Health care costs are a major concern for many retirees, and income-based Medicare premiums can be a shock for some, particularly because annual required minimum distributions from retirement accounts can boost their income into surcharge territory.
“Those making retirement planning decisions need to take into account an increasingly complex array of factors, ranging from the implications of the SECURE Act to managing health care costs and Medicare surcharges,” Sharon Carson, retirement strategist at J.P. Morgan Asset Management, said during a recent webcast to unveil the company’s 2020 Guide to Retirement. Financial advisers can use the helpful free report to discuss current challenges, opportunities and planning strategies with their clients.
“As the economic and legislative environment continues to evolve, those nearing retirement and their advisers now more than ever need to have a firm understanding of the various decisions that must be made in order to comfortably reach the retirement finish line,” added Katherine Roy, chief retirement strategist at J.P. Morgan Asset Management. “The guide aims to provide an objective framework to enable informed planning conversations by analyzing the most pressing issues impacting retirement.”
Ms. Carson focused her discussion on the impact of rising health care costs in retirement. She noted that total health care costs for a typical 65-year-old in 2020 will be about $5,300, including Medicare and Medigap premiums and deductibles, plus vision, dental and hearing costs that are not covered by Medicare. Over the next 30 years, those costs are expected to triple, to more than $16,000 in current dollars for a 95-year-old in 2050.
“Given variations in health care cost inflation from year to year, it may be prudent to assume an annual health care inflation of 6%, which may require growth as well as current income from your portfolio in retirement,” the J.P. Morgan Guide to Retirement cautioned. Ms. Roy noted that annual future health care inflation estimate is a slight reduction from last year’s recommended 6.5% annual rate due to smaller increases in Medicare costs.
Many higher-income retirees are shocked at how high their monthly Medicare premiums are — well above the standard premiums — because premiums are tied to income. Medicare high-income surcharges, officially known as income-related monthly adjustment amounts or IRMAA, are based on the modified adjusted gross income reported on the most recent federal tax return. MAGI includes adjusted gross income plus any tax-exempt interest from municipal bonds — a popular investment vehicle for many retirees. In 2020, premiums are based on 2018 tax returns.
In 2020, individuals with income of $87,000 and less, and married couples with joint incomes of $174,000 and less, pay the standard Medicare premiums. But those whose incomes exceed the threshold by even $1 pay more. There are five high-income tiers that can boost annual Medicare premiums from an additional $840 per year per person to an additional $5,000 or more per year per person, virtually doubling annual Medicare costs for some retirees with very high income.
Because Medicare surcharges for singles are half that of the thresholds for married couples, survivors can be hit particularly hard by high Medicare costs following the death of a spouse, Ms. Carson noted.

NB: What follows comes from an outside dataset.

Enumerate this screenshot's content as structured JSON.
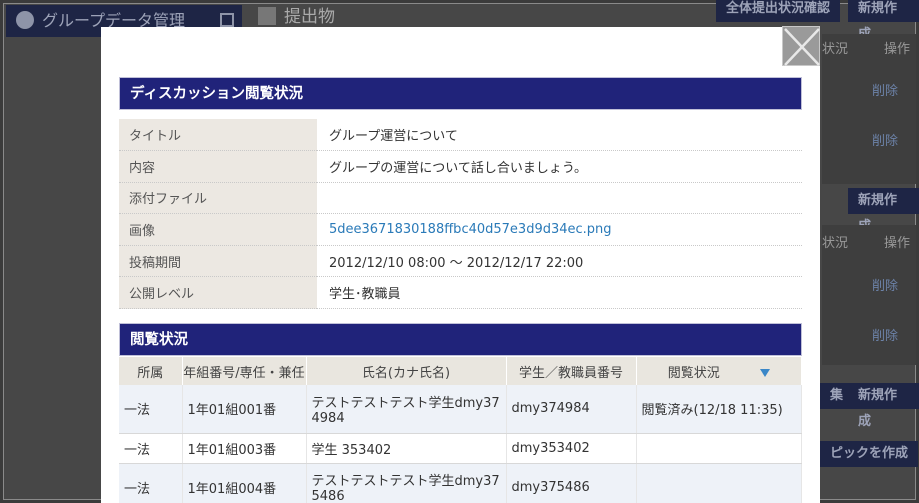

For example, a married couple with joint income of $220,000 would be in the second IRMAA bracket in 2020, paying an extra $2,101 per person in annual Medicare premiums. But if one spouse died, that same $220,000 annual income would place the surviving spouse in the next-to-highest IRMAA bracket, subjecting the survivor to an additional $4,657 in extra Medicare costs.
Consequently, now could be a good time for clients to consider converting some of their assets in traditional individual retirement accounts to Roth accounts, paying income taxes on the converted amounts at current low tax rates. Individual income tax brackets, which were reduced by the Tax Cut and Jobs Act of 2017, are scheduled to expire at the end of 2025.
In addition, the SECURE Act increased the age at which individuals must begin taking required minimum distributions from 70½ to 72, giving some clients more time to convert retirement assets to a Roth before RMDs begin.
“Managing taxes over a lifetime requires a balance of your current and future tax pictures,” the 2020 Retirement Guide noted. “Make income tax diversification a priority to have more flexibility and control in retirement.”
In general, J.P. Morgan recommends contributing to a Roth accounts early in your career and shifting to tax-deferred retirement accounts as your income increases. During peak earning years, workers with substantial assets in tax-deferred accounts should contribute to a Roth 401(k), if available, because there are no income restrictions on contributions. Finally, consider Roth conversion during lower-income retirement years if future RMDs are likely to push you into a higher tax bracket.